Not every flower or vegetable is suited to be grown during the fall, so it’s important to pick your plants wisely when you start a fall garden. One thing to keep in mind is that the fall season tends to bring evening frosts which can kill certain plants. This is why the plants you choose to place in your fall garden should have a healthy tolerance for cold weather. For a fall vegetable garden, some hardy choices are leeks, cabbage, broccoli, spinach, and radishes. If you want flowers in your fall garden, some prime choices are pansies, Blue Star Amsonia, and Caryopteris.

2. Ready the Seeds

Similar to the way you start your spring garden, your fall seeds must be given the proper care in order to grow to their fullest and healthiest bloom. Some seeds can be planted directly in your garden, covered with dirt, and regularly watered to be left to grow in their own time. Other seeds might need to be started first in flats inside of your home and be transplanted into your garden once ready. Follow the instructions on the seed packet for your specific zone for the best results.

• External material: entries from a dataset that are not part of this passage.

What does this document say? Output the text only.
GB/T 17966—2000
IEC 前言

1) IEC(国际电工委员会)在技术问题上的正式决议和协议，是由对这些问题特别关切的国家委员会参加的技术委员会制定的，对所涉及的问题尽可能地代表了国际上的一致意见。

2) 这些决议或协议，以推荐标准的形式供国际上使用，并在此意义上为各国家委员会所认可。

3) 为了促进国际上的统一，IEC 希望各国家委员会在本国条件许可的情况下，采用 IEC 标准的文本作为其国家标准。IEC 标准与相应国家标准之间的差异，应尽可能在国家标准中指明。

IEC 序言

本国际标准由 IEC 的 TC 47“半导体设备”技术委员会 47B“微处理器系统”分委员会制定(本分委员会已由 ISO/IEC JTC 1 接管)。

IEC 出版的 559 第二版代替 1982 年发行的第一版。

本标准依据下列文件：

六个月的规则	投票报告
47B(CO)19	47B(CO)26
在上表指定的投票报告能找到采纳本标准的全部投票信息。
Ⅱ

3. Start A Fall Garden By Preparing The Soil

Once you’ve chosen the best plants for your fall garden and properly prepared the seeds, it’s time to get your garden area ready. If you decide to reuse the same area that held your spring garden, you’ll need to do some cleanup before the fall seeds and plants can be added. Start by pulling out any old or rotted spring plants and any weeds that will end up robbing your baby plants of nutrients and water. It’s also a good idea to add extra nutrients to the soil using organic compost since the spring plants likely depleted the soil of nutrients. If you’re using a new area to start a fall garden, make sure that the area is free of weeds and receives plenty of sunlight for the health of your plants.

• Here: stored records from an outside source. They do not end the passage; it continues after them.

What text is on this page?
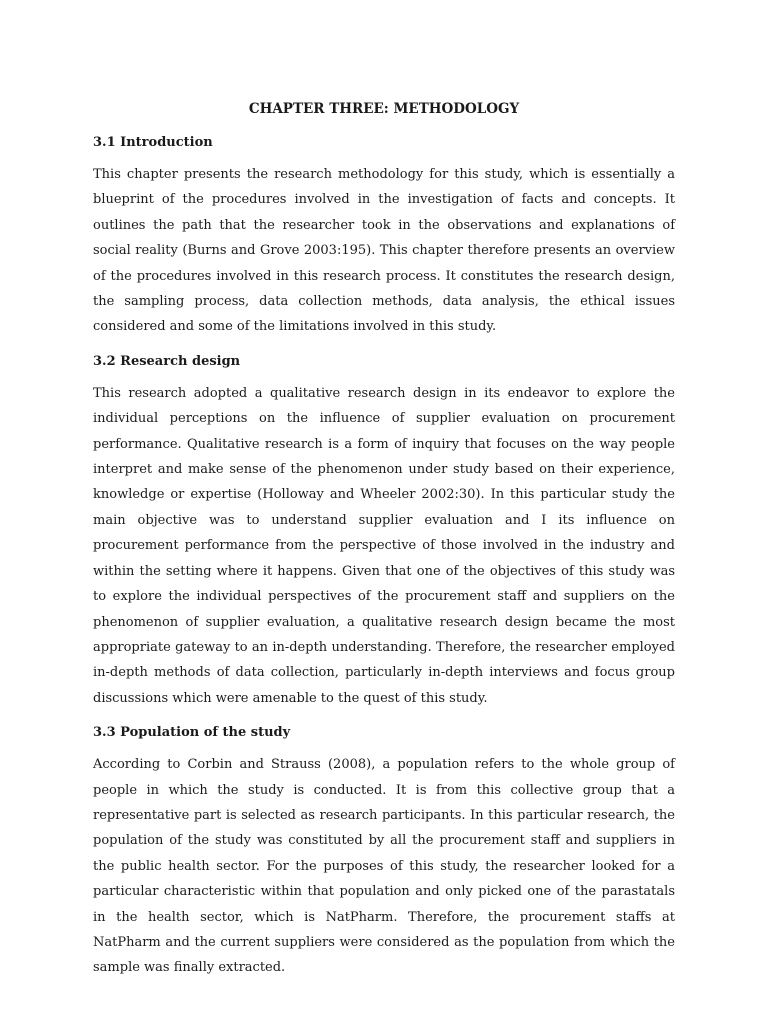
CHAPTER THREE: METHODOLOGY
3.1 Introduction

This chapter presents the research methodology for this study, which is essentially a blueprint of the procedures involved in the investigation of facts and concepts. It outlines the path that the researcher took in the observations and explanations of social reality (Burns and Grove 2003:195). This chapter therefore presents an overview of the procedures involved in this research process. It constitutes the research design, the sampling process, data collection methods, data analysis, the ethical issues considered and some of the limitations involved in this study.

3.2 Research design

This research adopted a qualitative research design in its endeavor to explore the individual perceptions on the influence of supplier evaluation on procurement performance. Qualitative research is a form of inquiry that focuses on the way people interpret and make sense of the phenomenon under study based on their experience, knowledge or expertise (Holloway and Wheeler 2002:30). In this particular study the main objective was to understand supplier evaluation and I its influence on procurement performance from the perspective of those involved in the industry and within the setting where it happens. Given that one of the objectives of this study was to explore the individual perspectives of the procurement staff and suppliers on the phenomenon of supplier evaluation, a qualitative research design became the most appropriate gateway to an in-depth understanding. Therefore, the researcher employed in-depth methods of data collection, particularly in-depth interviews and focus group discussions which were amenable to the quest of this study.

3.3 Population of the study

According to Corbin and Strauss (2008), a population refers to the whole group of people in which the study is conducted. It is from this collective group that a representative part is selected as research participants. In this particular research, the population of the study was constituted by all the procurement staff and suppliers in the public health sector. For the purposes of this study, the researcher looked for a particular characteristic within that population and only picked one of the parastatals in the health sector, which is NatPharm. Therefore, the procurement staffs at NatPharm and the current suppliers were considered as the population from which the sample was finally extracted.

4. Arrange The Plants Accordingly

One important thing to keep in mind regarding your fall garden is that certain plants will grow tall while others will remain close to the soil and grow outwards. You should do research on each of the plants you place in your garden to learn about any specific growing needs they may have. Some plants will need more room to grow outwards while other plants may require a lattice or a wooden stake to cling to while they grow. Once you determine any special needs your plants have, arrange them accordingly in the garden so that short plants will receive plenty of sunlight and not be covered by taller plants.